DataFrame[user_id: string, created_at: string, repo_id: string, rating: bigint]

### Create two additional columns: number_of_actions is the sequential number of interations (forks,stars) by user ordered by date; total_actions is the total number of interactions by user. These two columns will be used to split train and test set

In [17]:
w=(Window.partitionBy('user_id').orderBy('created_at').rowsBetween(Window.unboundedPreceding, Window.currentRow))
union_dd=union_dd.withColumn('number_of_actions',F.count('user_id').over(w))

In [18]:
total_actions=union_dd.groupby('user_id').agg(F.max('number_of_actions').alias('total_actions'))
union_dd=union_dd.join(total_actions,'user_id','inner')

### Create numeric IDs for users and repos

In [19]:
indexer_user=StringIndexer(inputCol="user_id",outputCol="user_idn")#.setHandleInvalid('skip')
indexer_repo=StringIndexer(inputCol='repo_id',outputCol='repo_idn')
union_dd=indexer_user.fit(union_dd).transform(union_dd)
union_dd=indexer_repo.fit(union_dd).transform(union_dd)

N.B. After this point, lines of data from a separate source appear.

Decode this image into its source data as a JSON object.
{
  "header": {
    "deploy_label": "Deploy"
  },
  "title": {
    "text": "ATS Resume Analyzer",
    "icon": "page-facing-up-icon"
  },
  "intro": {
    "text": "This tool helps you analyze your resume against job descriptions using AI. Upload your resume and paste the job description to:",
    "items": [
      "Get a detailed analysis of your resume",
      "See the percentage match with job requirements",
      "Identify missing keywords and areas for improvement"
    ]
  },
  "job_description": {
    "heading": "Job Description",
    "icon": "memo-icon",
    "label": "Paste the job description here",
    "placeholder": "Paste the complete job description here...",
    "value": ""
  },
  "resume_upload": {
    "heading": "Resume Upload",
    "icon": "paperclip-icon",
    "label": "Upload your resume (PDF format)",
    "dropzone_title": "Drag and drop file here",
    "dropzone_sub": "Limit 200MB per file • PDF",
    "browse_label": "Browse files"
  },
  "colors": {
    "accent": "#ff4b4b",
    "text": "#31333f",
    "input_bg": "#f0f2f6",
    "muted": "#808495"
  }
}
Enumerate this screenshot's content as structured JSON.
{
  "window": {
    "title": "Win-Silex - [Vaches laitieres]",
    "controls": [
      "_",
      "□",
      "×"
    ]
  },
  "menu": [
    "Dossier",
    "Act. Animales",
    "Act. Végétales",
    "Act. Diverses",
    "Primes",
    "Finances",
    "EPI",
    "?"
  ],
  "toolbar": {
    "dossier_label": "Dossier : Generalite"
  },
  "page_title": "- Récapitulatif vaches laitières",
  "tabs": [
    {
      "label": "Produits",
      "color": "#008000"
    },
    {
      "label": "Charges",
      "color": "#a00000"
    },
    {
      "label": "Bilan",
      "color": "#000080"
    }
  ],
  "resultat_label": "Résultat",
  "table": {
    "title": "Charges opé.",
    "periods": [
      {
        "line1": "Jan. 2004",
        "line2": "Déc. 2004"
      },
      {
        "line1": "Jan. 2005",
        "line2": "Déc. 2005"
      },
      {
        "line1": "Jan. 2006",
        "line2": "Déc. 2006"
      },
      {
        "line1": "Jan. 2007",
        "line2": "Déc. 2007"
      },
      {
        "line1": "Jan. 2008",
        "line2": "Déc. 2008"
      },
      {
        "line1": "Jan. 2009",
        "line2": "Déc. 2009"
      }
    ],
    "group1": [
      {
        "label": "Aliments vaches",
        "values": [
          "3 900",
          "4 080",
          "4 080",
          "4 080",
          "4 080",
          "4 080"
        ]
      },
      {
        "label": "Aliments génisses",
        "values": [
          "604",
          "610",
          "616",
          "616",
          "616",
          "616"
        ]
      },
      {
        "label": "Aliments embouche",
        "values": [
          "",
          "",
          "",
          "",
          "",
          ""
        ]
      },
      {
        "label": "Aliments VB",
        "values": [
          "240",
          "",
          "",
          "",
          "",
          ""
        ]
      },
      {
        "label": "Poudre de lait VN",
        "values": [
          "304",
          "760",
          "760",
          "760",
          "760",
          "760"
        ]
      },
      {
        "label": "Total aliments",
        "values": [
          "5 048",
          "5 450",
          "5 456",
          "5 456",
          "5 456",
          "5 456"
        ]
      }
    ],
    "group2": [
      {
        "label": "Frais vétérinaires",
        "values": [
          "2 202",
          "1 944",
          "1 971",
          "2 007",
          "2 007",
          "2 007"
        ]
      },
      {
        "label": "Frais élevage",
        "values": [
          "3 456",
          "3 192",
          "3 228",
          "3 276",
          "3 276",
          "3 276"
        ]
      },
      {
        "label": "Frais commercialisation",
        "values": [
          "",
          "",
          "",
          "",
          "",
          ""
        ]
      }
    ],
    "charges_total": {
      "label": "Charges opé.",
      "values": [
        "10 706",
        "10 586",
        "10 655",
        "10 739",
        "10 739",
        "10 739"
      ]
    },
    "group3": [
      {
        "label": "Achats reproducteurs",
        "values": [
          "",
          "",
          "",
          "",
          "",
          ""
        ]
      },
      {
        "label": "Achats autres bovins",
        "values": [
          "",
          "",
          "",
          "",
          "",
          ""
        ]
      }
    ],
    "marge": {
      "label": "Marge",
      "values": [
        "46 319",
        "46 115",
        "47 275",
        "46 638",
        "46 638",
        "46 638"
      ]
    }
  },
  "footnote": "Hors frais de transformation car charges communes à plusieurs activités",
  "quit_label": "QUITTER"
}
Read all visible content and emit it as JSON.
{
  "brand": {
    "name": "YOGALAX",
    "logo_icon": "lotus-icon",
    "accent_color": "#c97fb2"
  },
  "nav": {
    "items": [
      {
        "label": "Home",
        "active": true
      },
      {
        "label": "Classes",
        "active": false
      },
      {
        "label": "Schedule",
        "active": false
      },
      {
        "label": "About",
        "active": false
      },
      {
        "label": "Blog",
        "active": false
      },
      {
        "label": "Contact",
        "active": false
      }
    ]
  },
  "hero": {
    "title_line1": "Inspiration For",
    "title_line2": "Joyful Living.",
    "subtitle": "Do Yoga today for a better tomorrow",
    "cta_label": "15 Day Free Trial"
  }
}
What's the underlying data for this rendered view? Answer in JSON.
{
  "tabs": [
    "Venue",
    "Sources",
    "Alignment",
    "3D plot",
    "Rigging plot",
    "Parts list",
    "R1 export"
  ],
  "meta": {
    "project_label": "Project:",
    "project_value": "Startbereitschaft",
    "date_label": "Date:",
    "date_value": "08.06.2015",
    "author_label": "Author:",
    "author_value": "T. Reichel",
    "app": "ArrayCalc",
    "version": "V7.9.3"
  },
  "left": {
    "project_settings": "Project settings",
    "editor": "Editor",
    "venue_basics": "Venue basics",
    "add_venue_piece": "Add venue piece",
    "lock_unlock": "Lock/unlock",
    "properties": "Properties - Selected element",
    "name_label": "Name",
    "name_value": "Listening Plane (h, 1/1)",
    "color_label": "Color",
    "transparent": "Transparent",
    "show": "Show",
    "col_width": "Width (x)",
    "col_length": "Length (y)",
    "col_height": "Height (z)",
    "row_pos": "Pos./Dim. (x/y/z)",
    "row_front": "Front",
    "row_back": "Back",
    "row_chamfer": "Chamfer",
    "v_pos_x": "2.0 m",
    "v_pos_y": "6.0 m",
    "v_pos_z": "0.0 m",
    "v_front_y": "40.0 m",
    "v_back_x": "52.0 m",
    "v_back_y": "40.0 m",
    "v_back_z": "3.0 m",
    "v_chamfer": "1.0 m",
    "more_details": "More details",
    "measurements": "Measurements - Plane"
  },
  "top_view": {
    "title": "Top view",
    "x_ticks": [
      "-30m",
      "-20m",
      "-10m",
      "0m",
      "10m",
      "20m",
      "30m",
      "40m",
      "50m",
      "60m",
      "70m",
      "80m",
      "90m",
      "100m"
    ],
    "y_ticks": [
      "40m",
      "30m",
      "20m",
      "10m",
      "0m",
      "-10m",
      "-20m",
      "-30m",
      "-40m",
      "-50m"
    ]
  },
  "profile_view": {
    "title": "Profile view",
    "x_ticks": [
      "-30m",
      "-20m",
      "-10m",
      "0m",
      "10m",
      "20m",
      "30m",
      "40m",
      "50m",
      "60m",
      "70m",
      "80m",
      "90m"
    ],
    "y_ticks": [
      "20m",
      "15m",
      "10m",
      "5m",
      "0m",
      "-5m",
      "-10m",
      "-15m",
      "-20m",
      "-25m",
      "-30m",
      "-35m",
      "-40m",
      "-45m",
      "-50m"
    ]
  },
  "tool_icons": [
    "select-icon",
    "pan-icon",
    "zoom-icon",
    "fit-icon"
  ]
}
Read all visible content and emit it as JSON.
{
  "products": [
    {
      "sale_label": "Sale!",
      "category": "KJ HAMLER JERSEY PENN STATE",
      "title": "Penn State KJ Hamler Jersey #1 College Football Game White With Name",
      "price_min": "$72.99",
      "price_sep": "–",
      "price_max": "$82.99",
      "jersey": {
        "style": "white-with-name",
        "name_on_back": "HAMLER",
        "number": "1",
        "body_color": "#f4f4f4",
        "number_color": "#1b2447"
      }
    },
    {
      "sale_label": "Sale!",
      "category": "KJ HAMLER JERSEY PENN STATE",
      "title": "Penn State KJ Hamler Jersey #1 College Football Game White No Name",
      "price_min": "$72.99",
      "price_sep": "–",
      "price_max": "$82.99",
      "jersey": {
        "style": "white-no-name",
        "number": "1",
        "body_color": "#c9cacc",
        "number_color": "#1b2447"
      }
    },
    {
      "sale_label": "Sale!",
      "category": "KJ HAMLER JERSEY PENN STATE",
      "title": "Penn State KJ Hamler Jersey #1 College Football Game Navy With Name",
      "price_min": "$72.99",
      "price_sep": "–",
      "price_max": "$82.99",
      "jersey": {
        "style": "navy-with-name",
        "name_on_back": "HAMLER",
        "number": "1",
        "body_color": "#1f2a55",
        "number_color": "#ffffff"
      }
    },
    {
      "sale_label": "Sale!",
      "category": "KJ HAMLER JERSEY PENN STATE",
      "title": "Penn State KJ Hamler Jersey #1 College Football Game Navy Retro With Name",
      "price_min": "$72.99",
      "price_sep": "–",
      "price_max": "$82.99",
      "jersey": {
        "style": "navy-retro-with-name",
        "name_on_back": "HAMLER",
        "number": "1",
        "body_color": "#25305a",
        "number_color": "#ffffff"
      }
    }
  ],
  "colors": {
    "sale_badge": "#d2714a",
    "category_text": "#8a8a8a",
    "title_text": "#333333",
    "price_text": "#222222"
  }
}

### Create a recommendation model with SimpleRecommender

In [30]:
rec=SimpleRecommender(union_dd)

In [31]:
parameters={'rank':10,'iter':10,'reg':0.1}
rec.fit(param=parameters)

model_final=rec._model


Train ALS with maxIter=10, rank=10, regParameter=0.d
Train RMSE=0.09996531920783683
Train Recall=0.9999653022641679
Test RMSE=0.14636304894348268
Test Recall=0.9875230485556239


In [32]:
model_final.save('/data/als_r10_i10_reg01_fs.parquet')

In [33]:
sc.stop()